Consider what Senator Elizabeth Warren said of public rage against health insurance companies following the murder of UnitedHealthcare CEO Brian Thompson:
“The visceral response from people across this country who feel cheated, ripped off, and threatened by the vile practices of their insurance companies should be a warning to everyone in the health care system. Violence is never the answer, but people can be pushed only so far.”
Warren’s statement was the best explanation of the public outcry I’ve seen from any national politician, nearly all the rest of whom responded with the profoundly novel insight that murder is wrong. (Maybe next they could teach us how to play patty cake and speak with inside voices!) But official Washington promptly cast her remarks as defending murder and Warren walked her comment back.

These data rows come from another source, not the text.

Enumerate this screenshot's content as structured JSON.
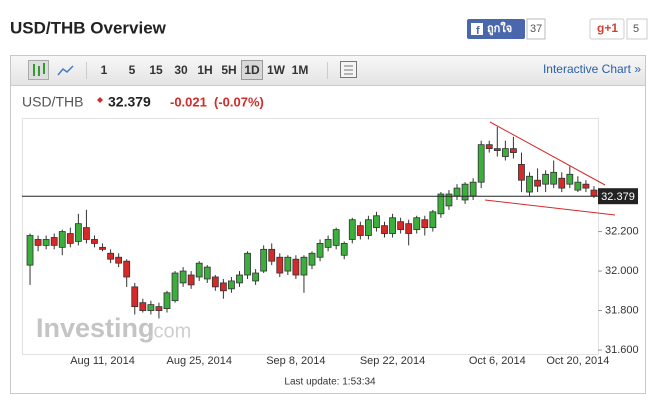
{
  "header": {
    "title": "USD/THB Overview",
    "like": "ถูกใจ",
    "like_count": 37,
    "gplus": "g+1",
    "gplus_count": 5
  },
  "toolbar": {
    "intervals": [
      "1",
      "5",
      "15",
      "30",
      "1H",
      "5H",
      "1D",
      "1W",
      "1M"
    ],
    "link": "Interactive Chart »"
  },
  "quote": {
    "symbol": "USD/THB",
    "price": 32.379,
    "change": -0.021,
    "change_pct": {
      "value": -0.07,
      "label": "(-0.07%)"
    }
  },
  "chart_data": {
    "type": "candlestick",
    "categories": [
      null,
      null,
      null,
      null,
      null,
      null,
      null,
      null,
      null,
      "Aug 11, 2014",
      null,
      null,
      null,
      null,
      null,
      null,
      null,
      null,
      null,
      null,
      null,
      "Aug 25, 2014",
      null,
      null,
      null,
      null,
      null,
      null,
      null,
      null,
      null,
      null,
      null,
      "Sep 8, 2014",
      null,
      null,
      null,
      null,
      null,
      null,
      null,
      null,
      null,
      null,
      null,
      "Sep 22, 2014",
      null,
      null,
      null,
      null,
      null,
      null,
      null,
      null,
      null,
      null,
      null,
      null,
      "Oct 6, 2014",
      null,
      null,
      null,
      null,
      null,
      null,
      null,
      null,
      null,
      "Oct 20, 2014",
      null,
      null
    ],
    "open": [
      32.03,
      32.16,
      32.13,
      32.17,
      32.12,
      32.19,
      32.15,
      32.22,
      32.16,
      32.12,
      32.09,
      32.07,
      32.05,
      31.92,
      31.84,
      31.8,
      31.82,
      31.81,
      31.85,
      31.94,
      31.98,
      31.97,
      31.96,
      31.97,
      31.94,
      31.91,
      31.94,
      31.98,
      31.95,
      32.0,
      32.11,
      32.07,
      32.0,
      32.06,
      31.98,
      32.03,
      32.07,
      32.12,
      32.13,
      32.08,
      32.16,
      32.23,
      32.18,
      32.22,
      32.23,
      32.19,
      32.25,
      32.24,
      32.21,
      32.26,
      32.22,
      32.29,
      32.33,
      32.38,
      32.36,
      32.38,
      32.45,
      32.64,
      32.62,
      32.58,
      32.62,
      32.54,
      32.4,
      32.46,
      32.44,
      32.44,
      32.47,
      32.44,
      32.41,
      32.44,
      32.41
    ],
    "high": [
      32.19,
      32.18,
      32.18,
      32.19,
      32.21,
      32.22,
      32.29,
      32.31,
      32.18,
      32.14,
      32.11,
      32.09,
      32.06,
      31.94,
      31.86,
      31.85,
      31.84,
      31.9,
      32.0,
      32.02,
      32.0,
      32.05,
      32.03,
      31.98,
      31.96,
      31.97,
      32.0,
      32.1,
      32.01,
      32.13,
      32.14,
      32.09,
      32.08,
      32.08,
      32.08,
      32.1,
      32.16,
      32.18,
      32.22,
      32.15,
      32.27,
      32.25,
      32.28,
      32.3,
      32.25,
      32.29,
      32.27,
      32.26,
      32.28,
      32.28,
      32.31,
      32.4,
      32.41,
      32.44,
      32.45,
      32.47,
      32.66,
      32.66,
      32.73,
      32.66,
      32.68,
      32.6,
      32.5,
      32.52,
      32.51,
      32.56,
      32.5,
      32.53,
      32.48,
      32.46,
      32.43
    ],
    "low": [
      31.93,
      32.1,
      32.11,
      32.11,
      32.08,
      32.12,
      32.13,
      32.14,
      32.12,
      32.1,
      32.04,
      32.02,
      31.92,
      31.78,
      31.79,
      31.78,
      31.76,
      31.79,
      31.84,
      31.92,
      31.91,
      31.95,
      31.94,
      31.9,
      31.86,
      31.89,
      31.92,
      31.96,
      31.93,
      31.99,
      32.03,
      31.97,
      31.98,
      31.96,
      31.89,
      32.01,
      32.05,
      32.1,
      32.11,
      32.06,
      32.14,
      32.16,
      32.16,
      32.2,
      32.17,
      32.17,
      32.19,
      32.13,
      32.19,
      32.18,
      32.2,
      32.27,
      32.31,
      32.36,
      32.34,
      32.36,
      32.42,
      32.6,
      32.58,
      32.56,
      32.57,
      32.4,
      32.38,
      32.4,
      32.4,
      32.42,
      32.4,
      32.42,
      32.4,
      32.4,
      32.37
    ],
    "close": [
      32.18,
      32.13,
      32.16,
      32.13,
      32.2,
      32.14,
      32.24,
      32.16,
      32.14,
      32.11,
      32.06,
      32.04,
      31.97,
      31.82,
      31.8,
      31.83,
      31.8,
      31.89,
      31.99,
      32.0,
      31.93,
      32.04,
      32.02,
      31.92,
      31.9,
      31.95,
      31.98,
      32.09,
      31.99,
      32.11,
      32.05,
      31.99,
      32.07,
      31.98,
      32.07,
      32.09,
      32.14,
      32.16,
      32.21,
      32.14,
      32.26,
      32.18,
      32.26,
      32.28,
      32.19,
      32.27,
      32.21,
      32.19,
      32.27,
      32.22,
      32.3,
      32.39,
      32.39,
      32.42,
      32.44,
      32.45,
      32.64,
      32.62,
      32.61,
      32.62,
      32.6,
      32.46,
      32.48,
      32.43,
      32.49,
      32.5,
      32.42,
      32.49,
      32.45,
      32.42,
      32.38
    ],
    "up_color": "#3cae3c",
    "down_color": "#d42a2a",
    "last_price": 32.379,
    "ylim": [
      31.575,
      32.775
    ],
    "yticks": [
      {
        "value": 31.6,
        "label": "31.600"
      },
      {
        "value": 31.8,
        "label": "31.800"
      },
      {
        "value": 32.0,
        "label": "32.000"
      },
      {
        "value": 32.2,
        "label": "32.200"
      }
    ],
    "watermark": [
      "Investing",
      ".com"
    ],
    "footer": "Last update: 1:53:34"
  }
}
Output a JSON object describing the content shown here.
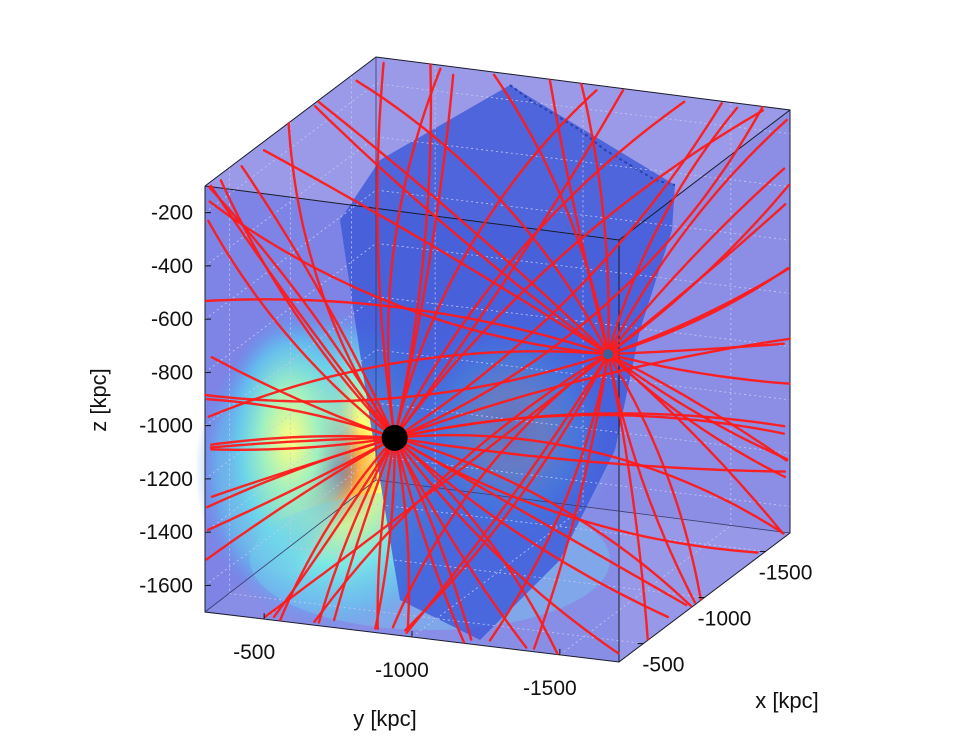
{
  "chart_data": {
    "type": "3d-volume-streamlines",
    "title": "",
    "xlabel": "x [kpc]",
    "ylabel": "y [kpc]",
    "zlabel": "z [kpc]",
    "x_ticks": [
      "-500",
      "-1000",
      "-1500"
    ],
    "y_ticks": [
      "-500",
      "-1000",
      "-1500"
    ],
    "z_ticks": [
      "-200",
      "-400",
      "-600",
      "-800",
      "-1000",
      "-1200",
      "-1400",
      "-1600"
    ],
    "xlim": [
      -1700,
      -300
    ],
    "ylim": [
      -1700,
      -300
    ],
    "zlim": [
      -1700,
      -100
    ],
    "grid": true,
    "legend": "none",
    "field_lines_color": "#ff1a1a",
    "point_masses": [
      {
        "x": -400,
        "y": -900,
        "z": -1000,
        "marker_color": "#000000"
      },
      {
        "x": -1300,
        "y": -1250,
        "z": -950,
        "marker_color": "#3a5f9a"
      }
    ],
    "colormap": "jet",
    "background_color": "#8080e0"
  }
}
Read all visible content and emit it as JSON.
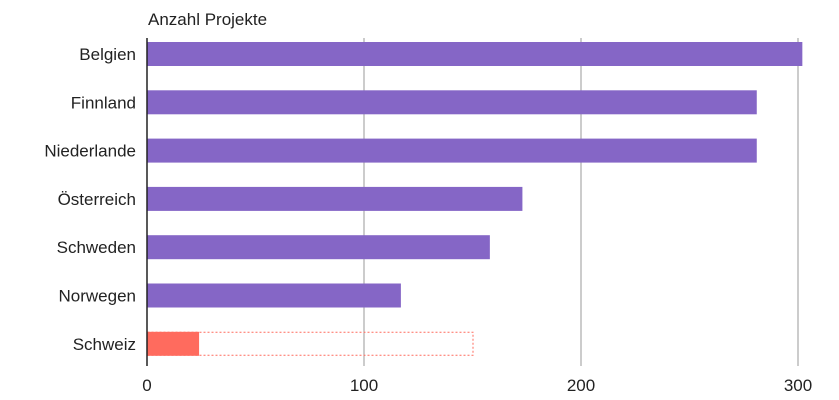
{
  "chart_data": {
    "type": "bar",
    "orientation": "horizontal",
    "title": "",
    "ylabel": "Anzahl Projekte",
    "xlabel": "",
    "categories": [
      "Belgien",
      "Finnland",
      "Niederlande",
      "Österreich",
      "Schweden",
      "Norwegen",
      "Schweiz"
    ],
    "values": [
      302,
      281,
      281,
      173,
      158,
      117,
      24
    ],
    "outlined_target": {
      "category": "Schweiz",
      "value": 150
    },
    "xlim": [
      0,
      300
    ],
    "xticks": [
      0,
      100,
      200,
      300
    ],
    "grid": true,
    "legend": "none",
    "colors": {
      "bar": "#8566c6",
      "highlight": "#ff6b5e",
      "target_outline": "#ff6b5e",
      "grid": "#999999",
      "axis": "#222222"
    }
  }
}
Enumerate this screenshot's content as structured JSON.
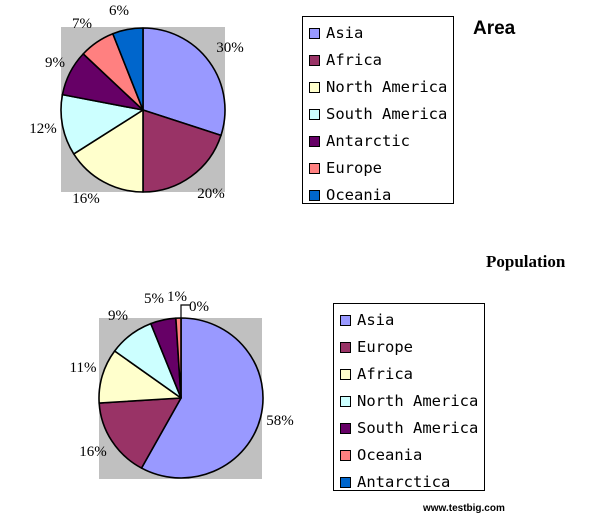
{
  "chart_data": [
    {
      "type": "pie",
      "title": "Area",
      "categories": [
        "Asia",
        "Africa",
        "North America",
        "South America",
        "Antarctic",
        "Europe",
        "Oceania"
      ],
      "values": [
        30,
        20,
        16,
        12,
        9,
        7,
        6
      ],
      "value_labels": [
        "30%",
        "20%",
        "16%",
        "12%",
        "9%",
        "7%",
        "6%"
      ],
      "colors": [
        "#9999ff",
        "#993366",
        "#ffffcc",
        "#ccffff",
        "#660066",
        "#ff8080",
        "#0066cc"
      ],
      "plot_background": "#c0c0c0",
      "legend_position": "right"
    },
    {
      "type": "pie",
      "title": "Population",
      "categories": [
        "Asia",
        "Europe",
        "Africa",
        "North America",
        "South America",
        "Oceania",
        "Antarctica"
      ],
      "values": [
        58,
        16,
        11,
        9,
        5,
        1,
        0
      ],
      "value_labels": [
        "58%",
        "16%",
        "11%",
        "9%",
        "5%",
        "1%",
        "0%"
      ],
      "colors": [
        "#9999ff",
        "#993366",
        "#ffffcc",
        "#ccffff",
        "#660066",
        "#ff8080",
        "#0066cc"
      ],
      "plot_background": "#c0c0c0",
      "legend_position": "right"
    }
  ],
  "source_text": "www.testbig.com"
}
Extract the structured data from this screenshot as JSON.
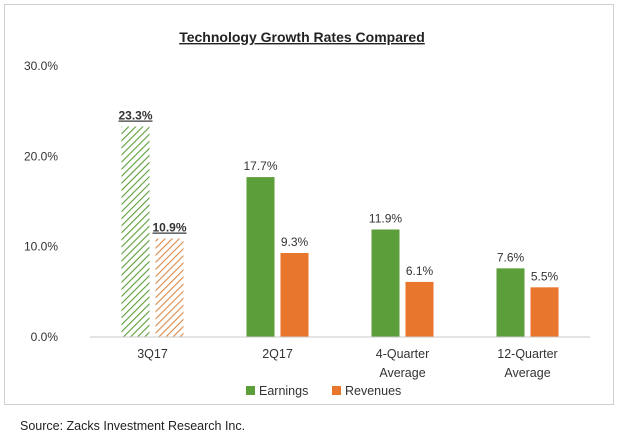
{
  "chart_data": {
    "type": "bar",
    "title": "Technology Growth Rates Compared",
    "categories": [
      [
        "3Q17"
      ],
      [
        "2Q17"
      ],
      [
        "4-Quarter",
        "Average"
      ],
      [
        "12-Quarter",
        "Average"
      ]
    ],
    "series": [
      {
        "name": "Earnings",
        "values": [
          23.3,
          17.7,
          11.9,
          7.6
        ],
        "labels": [
          "23.3%",
          "17.7%",
          "11.9%",
          "7.6%"
        ],
        "color": "#5b9e3a"
      },
      {
        "name": "Revenues",
        "values": [
          10.9,
          9.3,
          6.1,
          5.5
        ],
        "labels": [
          "10.9%",
          "9.3%",
          "6.1%",
          "5.5%"
        ],
        "color": "#e8762d"
      }
    ],
    "highlighted_category": "3Q17",
    "highlight_style": "hatched-bars-bold-underlined-labels",
    "ylim": [
      0,
      30
    ],
    "yticks": [
      0,
      10,
      20,
      30
    ],
    "ytick_labels": [
      "0.0%",
      "10.0%",
      "20.0%",
      "30.0%"
    ],
    "xlabel": "",
    "ylabel": "",
    "grid": false,
    "legend_position": "bottom"
  },
  "footer": {
    "source": "Source: Zacks Investment Research Inc."
  }
}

Having silenced people like Warren who might be able to explain these public outcries, elite types are left confused and genuinely scared. They turn to the national security state, which offers solutions that amount to little more than security blankets. My favorite was the crisis hotline exclusively for CEOs, which New York state officials reportedly proposed in the wake of Thompson’s murder in Manhattan.
The national security response of more guards and gadgets only alienates them from the public further, blinding them from seeing 2024 for what it was: the yeoman year of rage.
Correction: the titan submersible implosion occurred in 2023, not 2024.